That last was a strong argument, and I thought Mr. P. would have nothing to say against it; but he rattled on for some time, asking me what right I had to be aristocratic, or, in fact, anybody else;—went over his eternal old talk about aping foreign habits, as if we hadn’t a right to adopt the good usages of all nations, and finally said that the use of liveries among us was not only a “pure peacock absurdity,” as he called it, but that no genuine American would ever ask another to assume a menial badge.
“Why!” said I, “is not an American servant a servant still?”
“Most undoubtedly,” he said; “and when a man is a servant, let him serve faithfully; and in this country especially, where to-morrow he may be served, and not the servant, let him not be ashamed of serving. But, Mrs. Potiphar, I beg you to observe that a servant’s livery is not, like a general’s uniform the badge of honorable service, but of menial service. Of course, a servant may be as honorable as a general, and his work quite as necessary and well done. But, for all that, it is not so respected nor coveted a situation, I believe; and, in social estimation, a man suffers by wearing a livery, as he never would if he wore none. And while in countries in which a man is proud of being a servant (as every man may well be of being a good one), and never looks to anything else, nor desires any change, a livery may be very proper to the state of society, and very agreeable to his own feelings, it is quite another thing in a society constituted upon altogether different principles, where the servant of to-day is the senator of to-morrow. Besides that, which I suppose is too fine-spun for you, livery is a remnant of a feudal state, of which we abolish every trace as fast as we can. That which is represented by livery is not consonant with our principles.”

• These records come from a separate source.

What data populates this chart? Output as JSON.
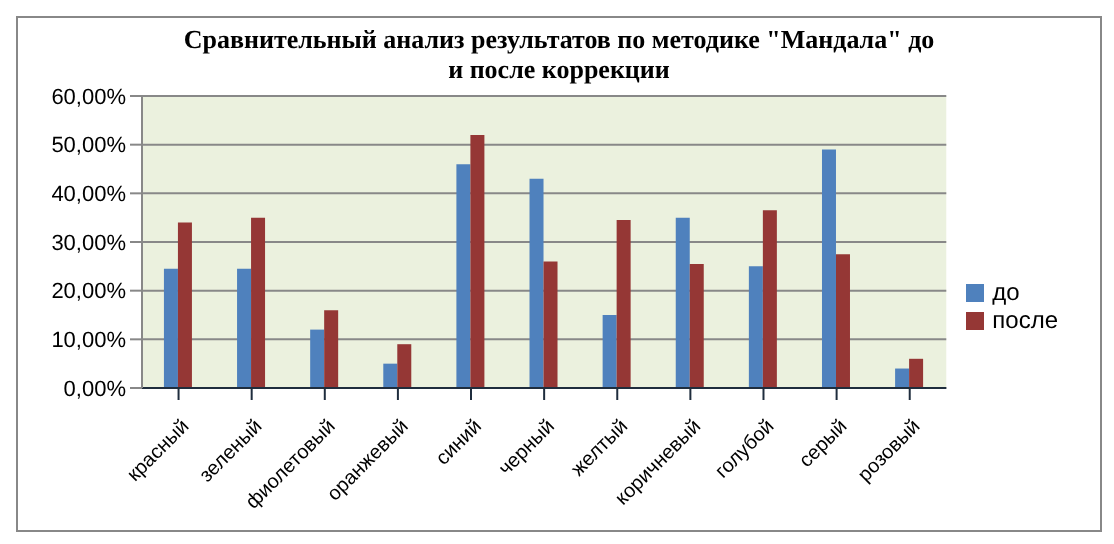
{
  "chart_data": {
    "type": "bar",
    "title": "Сравнительный анализ результатов по методике \"Мандала\" до и после коррекции",
    "categories": [
      "красный",
      "зеленый",
      "фиолетовый",
      "оранжевый",
      "синий",
      "черный",
      "желтый",
      "коричневый",
      "голубой",
      "серый",
      "розовый"
    ],
    "series": [
      {
        "name": "до",
        "color": "#4f81bd",
        "values": [
          24.5,
          24.5,
          12,
          5,
          46,
          43,
          15,
          35,
          25,
          49,
          4
        ]
      },
      {
        "name": "после",
        "color": "#953735",
        "values": [
          34,
          35,
          16,
          9,
          52,
          26,
          34.5,
          25.5,
          36.5,
          27.5,
          6
        ]
      }
    ],
    "ylim": [
      0,
      60
    ],
    "yticks": [
      {
        "value": 0,
        "label": "0,00%"
      },
      {
        "value": 10,
        "label": "10,00%"
      },
      {
        "value": 20,
        "label": "20,00%"
      },
      {
        "value": 30,
        "label": "30,00%"
      },
      {
        "value": 40,
        "label": "40,00%"
      },
      {
        "value": 50,
        "label": "50,00%"
      },
      {
        "value": 60,
        "label": "60,00%"
      }
    ],
    "grid": "y",
    "legend": "right"
  }
}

How the man runs on, when he gets going this way! I said, in answer to all this flourish, that I considered a livery very much the thing; that European families had liveries and American families might have liveries;—that there was an end of it, and I meant to have one. Besides if it is a matter of family, I should like to know who has a better right? There was Mr. Potiphar’s grandfather, to be sure, was only a skilful blacksmith and a good citizen, as Mr. P. says, who brought up a family in the fear of the Lord.

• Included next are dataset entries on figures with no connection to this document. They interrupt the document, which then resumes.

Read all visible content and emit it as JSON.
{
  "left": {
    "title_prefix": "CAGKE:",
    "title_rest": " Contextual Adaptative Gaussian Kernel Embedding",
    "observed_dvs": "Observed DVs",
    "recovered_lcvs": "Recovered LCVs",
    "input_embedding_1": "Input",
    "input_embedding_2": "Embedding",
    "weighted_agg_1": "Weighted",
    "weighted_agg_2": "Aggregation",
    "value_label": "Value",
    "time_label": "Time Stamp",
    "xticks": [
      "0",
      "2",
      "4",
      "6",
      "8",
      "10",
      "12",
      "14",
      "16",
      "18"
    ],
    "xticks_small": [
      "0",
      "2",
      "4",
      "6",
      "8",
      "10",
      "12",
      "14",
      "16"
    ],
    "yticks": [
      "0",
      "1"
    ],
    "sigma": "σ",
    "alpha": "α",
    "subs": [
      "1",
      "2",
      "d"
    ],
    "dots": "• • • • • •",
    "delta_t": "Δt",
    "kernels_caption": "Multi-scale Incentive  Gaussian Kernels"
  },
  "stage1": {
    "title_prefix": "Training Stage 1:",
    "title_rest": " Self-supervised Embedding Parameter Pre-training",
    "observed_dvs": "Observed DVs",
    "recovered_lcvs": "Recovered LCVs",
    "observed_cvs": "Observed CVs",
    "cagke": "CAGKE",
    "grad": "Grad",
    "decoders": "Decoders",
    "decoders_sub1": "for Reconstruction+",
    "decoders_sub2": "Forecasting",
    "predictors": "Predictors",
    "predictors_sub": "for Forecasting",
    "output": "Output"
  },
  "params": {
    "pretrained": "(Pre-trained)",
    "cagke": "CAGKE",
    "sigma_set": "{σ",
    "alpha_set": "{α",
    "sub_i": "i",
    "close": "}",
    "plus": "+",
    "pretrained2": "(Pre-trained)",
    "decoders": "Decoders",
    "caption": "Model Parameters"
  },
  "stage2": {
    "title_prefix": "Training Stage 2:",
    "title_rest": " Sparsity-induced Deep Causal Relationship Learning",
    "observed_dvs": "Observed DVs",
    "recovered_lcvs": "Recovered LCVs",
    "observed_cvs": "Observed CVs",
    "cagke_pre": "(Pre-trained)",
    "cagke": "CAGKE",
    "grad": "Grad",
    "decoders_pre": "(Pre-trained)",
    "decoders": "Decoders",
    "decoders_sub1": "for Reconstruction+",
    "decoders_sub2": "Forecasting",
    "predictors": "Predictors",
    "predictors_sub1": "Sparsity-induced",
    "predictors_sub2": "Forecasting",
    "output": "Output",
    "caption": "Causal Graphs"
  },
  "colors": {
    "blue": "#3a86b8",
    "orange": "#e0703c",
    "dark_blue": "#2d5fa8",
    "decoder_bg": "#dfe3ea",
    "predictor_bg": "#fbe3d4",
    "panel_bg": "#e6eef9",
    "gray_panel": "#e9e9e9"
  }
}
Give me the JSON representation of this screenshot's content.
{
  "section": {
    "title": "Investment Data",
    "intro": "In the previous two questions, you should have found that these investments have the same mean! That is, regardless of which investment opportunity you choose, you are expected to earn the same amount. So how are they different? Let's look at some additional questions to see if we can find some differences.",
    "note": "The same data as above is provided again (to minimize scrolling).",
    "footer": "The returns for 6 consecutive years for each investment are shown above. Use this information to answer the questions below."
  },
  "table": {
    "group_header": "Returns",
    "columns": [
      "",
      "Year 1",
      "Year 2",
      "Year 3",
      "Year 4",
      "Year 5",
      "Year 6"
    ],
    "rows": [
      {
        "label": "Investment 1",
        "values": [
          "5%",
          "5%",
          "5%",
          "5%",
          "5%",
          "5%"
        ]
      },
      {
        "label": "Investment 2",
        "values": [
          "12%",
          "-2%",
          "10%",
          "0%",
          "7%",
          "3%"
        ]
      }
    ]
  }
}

How oddly he puts those things!
But my ancestors, as you know, are a different matter. Starr Mole, who interests himself in genealogies, and knows the family name and crest of all the English nobility, has “climbed our family tree,” as Staggers says, and finds that I am lineally descended from one of those two brothers who came over in some of those old times, in some of those old ships, and settled in some of those old places somewhere. So you see, dear Caroline, if birth gives any one a right to coats of arms and liveries, and all those things, I feel myself sufficiently entitled to have them.
But I don’t care anything about that. The Gnus, and Croesuses, and Silkes, and the Settum Downes, have their coats of arms, and crests, and liveries, and I am not going to be behind, I tell you. Mr. P. ought to remember that a great many of these families were famous before they came to this country; and there is a kind of interest in having on your ring, for instance, the same crest that your ancestor two or three centuries ago had upon her ring. One day I was quite wrought up about the matter, and I said as much to him.
“Certainly,” said he, “certainly; you are quite right. If I had Sir Philip Sidney to my ancestor, I should wear his crest upon my ring, and glory in my relationship, and I hope I should be a better man for it. I wouldn’t put his arms upon my carriage, however, because that would mean nothing but ostentation. It would be merely a flourish of trumpets to say that I was his descendant, and nobody would know that, either, if my name chanced to be Boggs. In my library I might hang a copy of the family escutcheon as a matter of interest and curiosity to myself, for I’m sure I shouldn’t understand it. Do you suppose Mrs. Gnu knows what gules argent are? A man may be as proud of his family as he chooses, and, if he has noble ancestors, with good reason. But there is no sense in parading that pride. It is an affectation, the more foolish that it achieves nothing—no more credit at Stewart’s—no more real respect in society. Besides, Polly, who were Mrs. Gnu’s ancestors, or Mrs. Croesus’s, or Mrs. Settum Downe’s? Good, quiet, honest, and humble people, who did their work, and rest from their labors. Centuries ago, in England, some drops of blood from ‘noble’ veins may have mingled with the blood of the forefathers; or even, the founder of the family name may be historically famous. What then? Is Mrs. Gnu’s family ostentation less absurd? Do you understand the meaning of her crest, and coats of arms, and liveries? Do you suppose she does herself? But in forty-nine cases out of fifty, there is nothing but a similarity of name upon which to found all this flourish of aristocracy.”
My dear old Pot is getting rather prosy, Carrie. So when he had finished that long speech, during which I was looking at the lovely fashion plates in Harper, I said:
“What colors do you think I’d better have?”